Meat and rice: the notion of balance in your lessons

Published on 4th January, 2010 in Teaching Tips by Frances Watkins

Global-balanceLesson planning can be one of those situations where you stop seeing the wood for the trees. You can either be a slave to the coursebook, potentially neglecting to question what you do, or you get so caught up with what you do in the lesson, that you overlook those important components – the students!

I find a useful way to view my lesson plans is to take a few paces back and plan with the notion of balance at the forefront of my mind. For me, with the classes that I teach at the moment, the main balance is: input and output; ‘me time’ and ‘them time’; ‘quiet time’ and ‘noisy time’; accuracy work and fluency work; receptive versus productive, etc. I’m sure you can think of your own metaphors for these: I often perceive clarification of language – whether grammatical, discoursal or lexical – to be ‘the meat’ or the protein, whereas skills work is ‘the rice’ or the carbohydrates! This metaphor reminds us that both elements are needed for a healthy student. If you rate meat over rice in your diet, then perhaps find a more neutral pairing, such as ‘yin’ and ‘yang’. Next week we’ll look at one or two practical ways to focus on this.

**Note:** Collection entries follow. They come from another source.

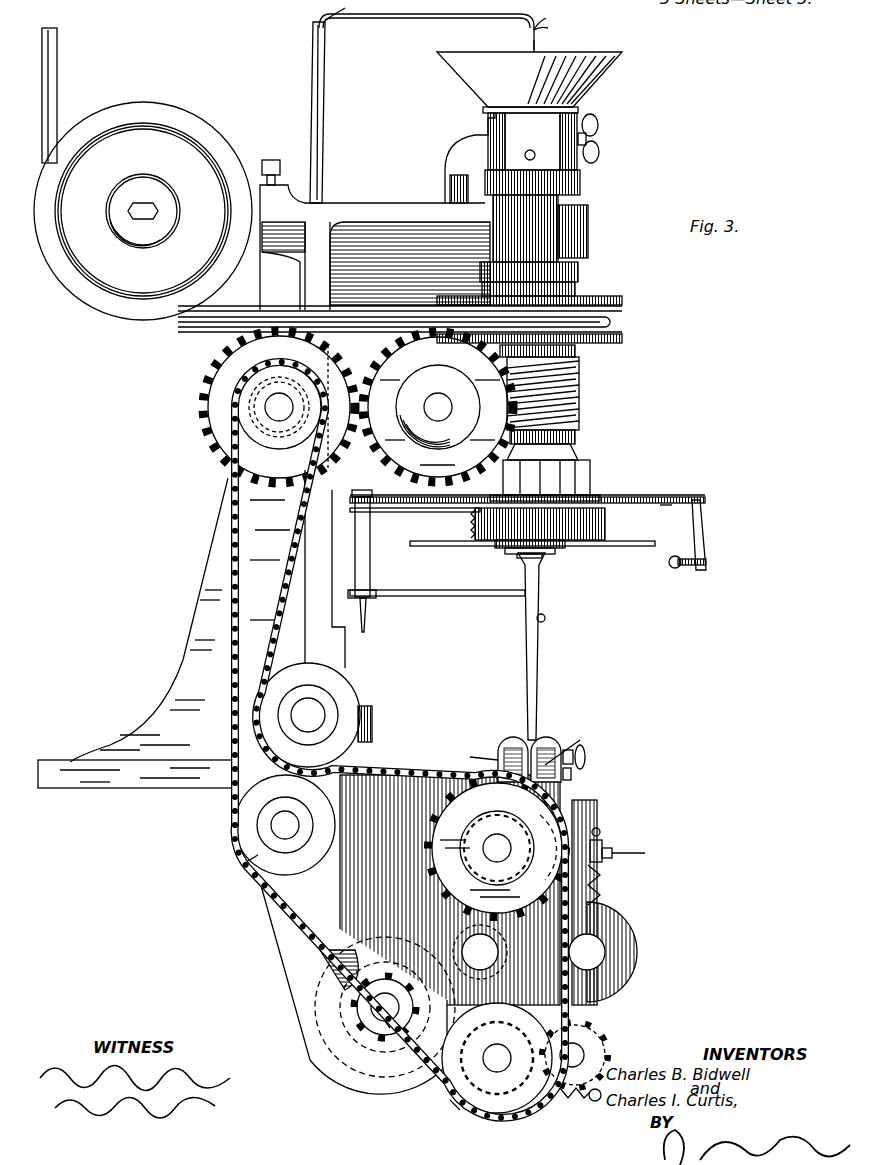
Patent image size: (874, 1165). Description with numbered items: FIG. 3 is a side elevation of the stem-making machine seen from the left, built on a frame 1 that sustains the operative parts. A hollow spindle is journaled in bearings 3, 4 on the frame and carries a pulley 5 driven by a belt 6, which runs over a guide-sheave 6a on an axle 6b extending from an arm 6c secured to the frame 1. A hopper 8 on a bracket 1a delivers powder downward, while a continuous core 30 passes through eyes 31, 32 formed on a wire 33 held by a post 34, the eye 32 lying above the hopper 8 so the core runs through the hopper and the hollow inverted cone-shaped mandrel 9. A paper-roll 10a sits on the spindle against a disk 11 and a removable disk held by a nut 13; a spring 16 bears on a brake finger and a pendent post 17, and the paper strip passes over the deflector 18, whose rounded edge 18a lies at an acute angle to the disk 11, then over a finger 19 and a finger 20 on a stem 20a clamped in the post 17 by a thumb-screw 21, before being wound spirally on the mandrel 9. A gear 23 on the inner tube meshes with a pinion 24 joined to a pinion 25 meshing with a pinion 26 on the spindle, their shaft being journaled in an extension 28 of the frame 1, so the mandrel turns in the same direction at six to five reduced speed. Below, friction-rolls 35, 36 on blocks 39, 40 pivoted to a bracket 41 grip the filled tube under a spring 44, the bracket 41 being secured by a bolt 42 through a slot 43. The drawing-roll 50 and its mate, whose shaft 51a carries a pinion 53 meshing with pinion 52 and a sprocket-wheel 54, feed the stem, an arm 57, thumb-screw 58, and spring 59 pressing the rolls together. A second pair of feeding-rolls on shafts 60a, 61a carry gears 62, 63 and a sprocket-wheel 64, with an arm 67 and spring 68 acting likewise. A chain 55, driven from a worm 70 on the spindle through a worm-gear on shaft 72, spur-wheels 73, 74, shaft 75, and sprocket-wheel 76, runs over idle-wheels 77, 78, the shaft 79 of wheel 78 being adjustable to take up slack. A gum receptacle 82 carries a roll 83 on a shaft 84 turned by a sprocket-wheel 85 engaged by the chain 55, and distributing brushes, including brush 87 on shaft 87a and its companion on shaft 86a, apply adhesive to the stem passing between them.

The frame 1 is at (345, 200).
The bracket 1a is at (592, 118).
The bearing 3 is at (590, 483).
The bearing 4 is at (590, 205).
The pulley 5 is at (622, 340).
The belt 6 is at (610, 322).
The guide-sheave 6a is at (112, 318).
The axle 6b is at (153, 211).
The arm 6c is at (268, 160).
The hopper or funnel 8 is at (529, 79).
The tube or mandrel 9 is at (537, 668).
The paper-roll 10a is at (500, 525).
The disk or extension 11 is at (665, 495).
The nut 13 is at (570, 556).
The spring 16 is at (410, 512).
The pendent post or abutment 17 is at (372, 570).
The guide and deflector 18 is at (706, 533).
The inclined rounded edge 18a is at (695, 520).
The finger 19 is at (672, 568).
The finger 20 is at (545, 618).
The bar or stem 20a is at (465, 598).
The thumb-screw 21 is at (365, 625).
The pinion or gear 23 is at (580, 182).
The pinion 24 is at (505, 170).
The pinion 25 is at (578, 270).
The pinion 26 is at (482, 286).
The extension 28 is at (510, 212).
The core or thread 30 is at (533, 40).
The guide or eye 31 is at (340, 10).
The guide or eye 32 is at (551, 22).
The wire 33 is at (426, 25).
The post 34 is at (303, 112).
The friction-roll 35 is at (500, 746).
The friction-roll 36 is at (550, 740).
The block 39 is at (472, 754).
The block 40 is at (571, 744).
The bracket 41 is at (450, 890).
The bolt 42 is at (372, 720).
The slot 43 is at (586, 757).
The spring 44 is at (571, 776).
The friction drawing-roll 50 is at (546, 847).
The shaft 51a is at (497, 848).
The pinion 52 is at (602, 845).
The pinion 53 is at (507, 830).
The sprocket-wheel 54 is at (497, 848).
The chain 55 is at (395, 770).
The arm 57 is at (639, 854).
The thumb-screw 58 is at (600, 830).
The spring 59 is at (600, 895).
The shaft 60a is at (580, 1050).
The shaft 61a is at (499, 1058).
The gear 62 is at (600, 1048).
The gear 63 is at (497, 1058).
The sprocket-wheel 64 is at (442, 1114).
The arm 67 is at (590, 1100).
The spring 68 is at (562, 1110).
The worm 70 is at (586, 400).
The shaft 72 is at (446, 385).
The spur-wheel 73 is at (420, 358).
The spur-wheel 74 is at (215, 405).
The shaft 75 is at (279, 407).
The sprocket-wheel 76 is at (268, 445).
The idle-wheel 77 is at (250, 851).
The idle-wheel 78 is at (308, 715).
The shaft 79 is at (285, 825).
The receptacle 82 is at (330, 1068).
The roll 83 is at (331, 965).
The shaft 84 is at (385, 1007).
The sprocket-wheel 85 is at (390, 1032).
The shaft 86a is at (480, 952).
The distributing brush or disk 87 is at (637, 955).
The shaft 87a is at (587, 952).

  • Thank you for sending me your ideas about a
    successful lesson. Kate

    Doromby Katalin on 14 January, 2010
  • Couldn’t agree more! I’m waiting for the follow up with impatience.

    Chris on 14 January, 2010
  • Perfect metaphors! I really love it!

    Charlie on 15 January, 2010
  • Superb! I’m looking forward to reading your next week tip.

    titti on 15 January, 2010
  • Glad you found the tip and metaphors useful! I’ve certainly found it helps give me a perspective on my lessons.

    Frances Watkins on 16 January, 2010
  • Great metaphor, and it is great teachers take time to reflect on what happen with our class and for this year 2010 address our classes to get healty students

    Velia Ochoa on 20 January, 2010
  • I am really glad to have a teacher like you who inspires me in teaching . I will look more about my lesson plan and also my students.
    Thanks a lot for goodness

    lersak on 21 January, 2010
  • Thanks. It´s a good reminder for teachers! Our plans should be not only “nutritious” but also “spicy”.

    Raquel Castellano on 31 January, 2010
  • Looking forward to the next one.Your metaphor is great!

    Corazon P. Zinampan on 1 February, 2010
  • Thanks for this useful section. Marvelous metaphor you’ve got there. Looking forward to the next issue.

    Corazon P. Zinampan on 1 February, 2010
  • Very true. If there is too much of one element, it can get boring for the students. But remember there should be a bridge to get them to go from one aspect to another – reading to talking; writing to listening (and responding orally); etc.

    Chaya on 2 March, 2010
  • I’ve found this extremely enlightening. Although you mention no new concepts you were able to put into words what we teachers feel: that balance in a class is of utmost importance.